Gilliam was able to study the pristine 400-year-old Dinghushan Forest, a rare tract which, under the supervision of Buddhist monks, has been protected from any kind of agriculture, forestry or other human activity.

“It’s the finest example of undisturbed tropical forest you can find.  The site is so old, anything that is done there will be new.  We don’t have anything like it in the United States,” Gilliam said.

The extensive botanical garden, one of the largest of its type in the world, consists of a series of smaller gardens, each with its own ecological stamp.  Among others, there is an Australian garden with native plants including towering Eucalyptus trees, a magnolia garden where imported tulip trees from the U.S. have bred with native Chinese trees to form hybrids, and a tract that features several acres of camellias.  In the center, there is a glassed-in conservatory where scientists simulate a series of diverse environments including arctic, arid dessert and tropical rainforest.

A paper Gilliam wrote last year examined the effect of nitrogen-laced rainfall, snow or fog on plant growth and diversity. He likens the effect to home gardeners over-fertilizing their gardens.

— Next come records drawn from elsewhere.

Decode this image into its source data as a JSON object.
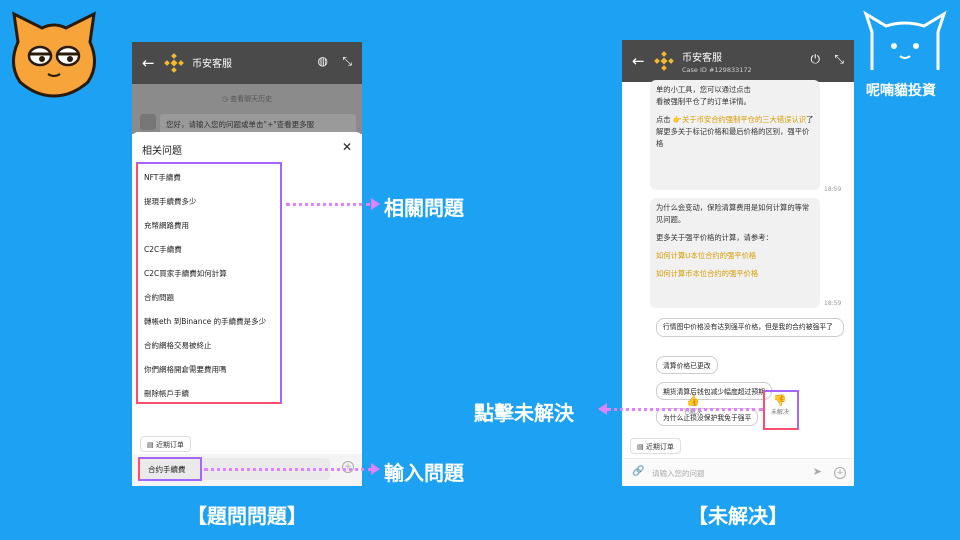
{
  "left_phone": {
    "back": "←",
    "title": "币安客服",
    "history": "◷ 查看聊天历史",
    "bot_message": "您好，请输入您的问题或单击\"+\"查看更多服",
    "sheet_title": "相关问题",
    "close": "✕",
    "questions": [
      "NFT手續費",
      "提現手續費多少",
      "充幣網路費用",
      "C2C手續費",
      "C2C買家手續費如何計算",
      "合約問題",
      "轉帳eth 到Binance 的手續費是多少",
      "合約網格交易被終止",
      "你們網格開倉需要費用嗎",
      "刪除帳戶手續"
    ],
    "recent_orders": "▤ 近期订单",
    "input_value": "合约手續費"
  },
  "right_phone": {
    "title": "币安客服",
    "case_id": "Case ID #129833172",
    "msg1_line1": "单的小工具，您可以通过点击",
    "msg1_line2": "看被强制平仓了的订单详情。",
    "msg1_link_text_pre": "点击 ",
    "msg1_link": "👉关于币安合约强制平仓的三大错误认识",
    "msg1_after": "了解更多关于标记价格和最后价格的区别，强平价格",
    "time1": "18:59",
    "msg2_p1": "为什么会变动，保险清算费用是如何计算的等常见问题。",
    "msg2_p2": "更多关于强平价格的计算，请参考：",
    "msg2_link1": "如何计算U本位合约的强平价格",
    "msg2_link2": "如何计算币本位合约的强平价格",
    "time2": "18:59",
    "chips": [
      "行情图中价格没有达到强平价格，但是我的合约被强平了",
      "清算价格已更改",
      "期货清算后钱包减少幅度超过预期",
      "为什么止损没保护我免于强平"
    ],
    "resolved": "已解决",
    "unresolved": "未解决",
    "recent_orders": "▤ 近期订单",
    "input_placeholder": "请输入您的问题"
  },
  "annotations": {
    "related": "相關問題",
    "input": "輸入問題",
    "click_unresolved": "點擊未解決",
    "caption_left": "【題問問題】",
    "caption_right": "【未解决】",
    "brand": "呢喃貓投資"
  },
  "colors": {
    "background": "#1da1f2",
    "topbar": "#4a4a4a",
    "highlight_purple": "#a566ff",
    "highlight_red": "#ff4d6d",
    "link": "#d69b00"
  }
}
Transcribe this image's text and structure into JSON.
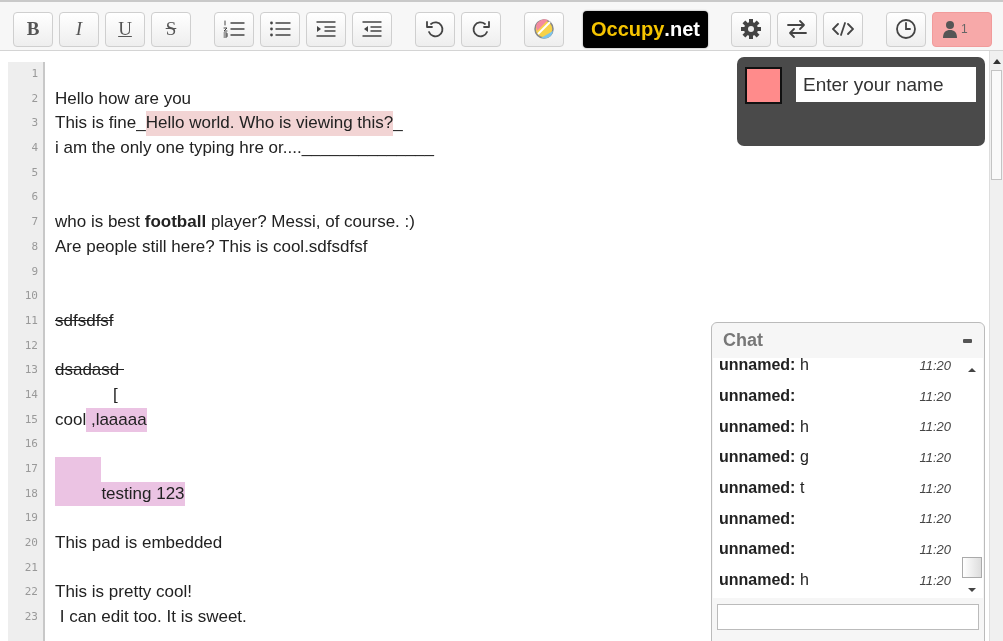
{
  "toolbar": {
    "groups": [
      [
        {
          "kind": "bold",
          "label": "B"
        },
        {
          "kind": "italic",
          "label": "I"
        },
        {
          "kind": "underline",
          "label": "U"
        },
        {
          "kind": "strike",
          "label": "S"
        }
      ],
      [
        {
          "kind": "ordered-list"
        },
        {
          "kind": "bullet-list"
        },
        {
          "kind": "indent"
        },
        {
          "kind": "outdent"
        }
      ],
      [
        {
          "kind": "undo"
        },
        {
          "kind": "redo"
        }
      ],
      [
        {
          "kind": "color"
        }
      ],
      [
        {
          "kind": "logo",
          "brand": "Occupy",
          "suffix": ".net"
        }
      ],
      [
        {
          "kind": "settings"
        },
        {
          "kind": "import-export"
        },
        {
          "kind": "embed"
        }
      ],
      [
        {
          "kind": "history"
        },
        {
          "kind": "users",
          "count": "1"
        }
      ]
    ]
  },
  "editor": {
    "lines": [
      {
        "number": "1"
      },
      {
        "number": "2",
        "segments": [
          {
            "text": "Hello how are you"
          }
        ]
      },
      {
        "number": "3",
        "segments": [
          {
            "text": "This is fine_"
          },
          {
            "text": "Hello world. Who is viewing this?",
            "color": "#f2d4d4"
          },
          {
            "text": "_"
          }
        ]
      },
      {
        "number": "4",
        "segments": [
          {
            "text": "i am the only one typing hre or....______________"
          }
        ]
      },
      {
        "number": "5"
      },
      {
        "number": "6"
      },
      {
        "number": "7",
        "segments": [
          {
            "text": "who is best **football** player? Messi, of course. :)"
          }
        ]
      },
      {
        "number": "8",
        "segments": [
          {
            "text": "Are people still here? This is cool.sdfsdfsf"
          }
        ]
      },
      {
        "number": "9"
      },
      {
        "number": "10"
      },
      {
        "number": "11",
        "segments": [
          {
            "text": "sdfsdfsf",
            "strike": true
          }
        ]
      },
      {
        "number": "12"
      },
      {
        "number": "13",
        "segments": [
          {
            "text": "dsadasd ",
            "strike": true
          }
        ]
      },
      {
        "number": "14",
        "segments": [
          {
            "kind": "tab"
          },
          {
            "kind": "tab"
          },
          {
            "kind": "tab"
          },
          {
            "kind": "tab"
          },
          {
            "kind": "tab"
          },
          {
            "text": "["
          }
        ]
      },
      {
        "number": "15",
        "segments": [
          {
            "text": "cool"
          },
          {
            "text": " ,laaaaa",
            "color": "#ebc3e3"
          }
        ]
      },
      {
        "number": "16"
      },
      {
        "number": "17",
        "segments": [
          {
            "kind": "tab",
            "color": "#ebc3e3"
          },
          {
            "kind": "tab",
            "color": "#ebc3e3"
          },
          {
            "kind": "tab",
            "color": "#ebc3e3"
          },
          {
            "kind": "tab",
            "color": "#ebc3e3"
          }
        ]
      },
      {
        "number": "18",
        "segments": [
          {
            "kind": "tab",
            "color": "#ebc3e3"
          },
          {
            "kind": "tab",
            "color": "#ebc3e3"
          },
          {
            "kind": "tab",
            "color": "#ebc3e3"
          },
          {
            "kind": "tab",
            "color": "#ebc3e3"
          },
          {
            "text": "testing 123",
            "color": "#ebc3e3"
          }
        ]
      },
      {
        "number": "19"
      },
      {
        "number": "20",
        "segments": [
          {
            "text": "This pad is embedded"
          }
        ]
      },
      {
        "number": "21"
      },
      {
        "number": "22",
        "segments": [
          {
            "text": "This is pretty cool!"
          }
        ]
      },
      {
        "number": "23",
        "segments": [
          {
            "text": " I can edit too. It is sweet."
          }
        ]
      }
    ]
  },
  "user_panel": {
    "color": "#ff8b8b",
    "name_placeholder": "Enter your name"
  },
  "chat": {
    "title": "Chat",
    "messages": [
      {
        "author": "unnamed:",
        "text": "h",
        "time": "11:20"
      },
      {
        "author": "unnamed:",
        "time": "11:20"
      },
      {
        "author": "unnamed:",
        "text": "h",
        "time": "11:20"
      },
      {
        "author": "unnamed:",
        "text": "g",
        "time": "11:20"
      },
      {
        "author": "unnamed:",
        "text": "t",
        "time": "11:20"
      },
      {
        "author": "unnamed:",
        "time": "11:20"
      },
      {
        "author": "unnamed:",
        "time": "11:20"
      },
      {
        "author": "unnamed:",
        "text": "h",
        "time": "11:20"
      }
    ]
  }
}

“Excess nitrogen in rainfall is basically pollution,” Gilliam explains.  “It can come from a variety of things, for example, auto exhaust or industrial activity.  Nitrogen gets into the atmosphere and falls to the earth as rain with the result that it over-fertilizes the plants.  This nitrogen saturation creates problems because too much nitrogen causes imbalances in plants.  There is less diversity and species are disappearing, not because they’re being dug up or destroyed but because they can’t handle the extra nitrogen.”

Actually, both West Virginia and Marshall University have a connection to China’s research.  Marshall researchers, including Gilliam, have been studying a forest in Tucker County for more than 20 years.  The nearly 90-acre tract has been set aside so that the effect of nitrogen on a forested ecosystem can be studied on a large scale.  With funding through the National Science Foundation and under the auspices of the National Forest Service, it has been a valuable outdoor laboratory, according to Gilliam.

“We’re adding nitrogen to an entire watershed with a helicopter three times a year,” he said. “We want to know how the nitrogen moves through the soil and how plants respond to it. The Chinese are studying the same thing only on a much smaller scale.  They spray small plots.  It’s a good simulation; we’re just doing it on a larger scale.  And now the Chinese team is familiar with West Virginia.”

As part of his trip, Gilliam presented a research seminar and he is collaborating with his Chinese counterparts on a research paper to be published in a major journal.  He and his hosts had academic exchanges and discussed how to further strengthen international collaboration between China and the U.S.

Gilliam said he received a warm welcome in Guangzhou.  “The Chinese were wonderfully warm and I made fast friendships even in such a short period of time,” he said. “It was difficult to say goodbye.  Unlike Beijing and Shanghai, it is not an international city.  It’s a city of 10 million people but there are not many foreigners to be seen. As a tall, balding West Virginian I definitely stood out in a crowd!”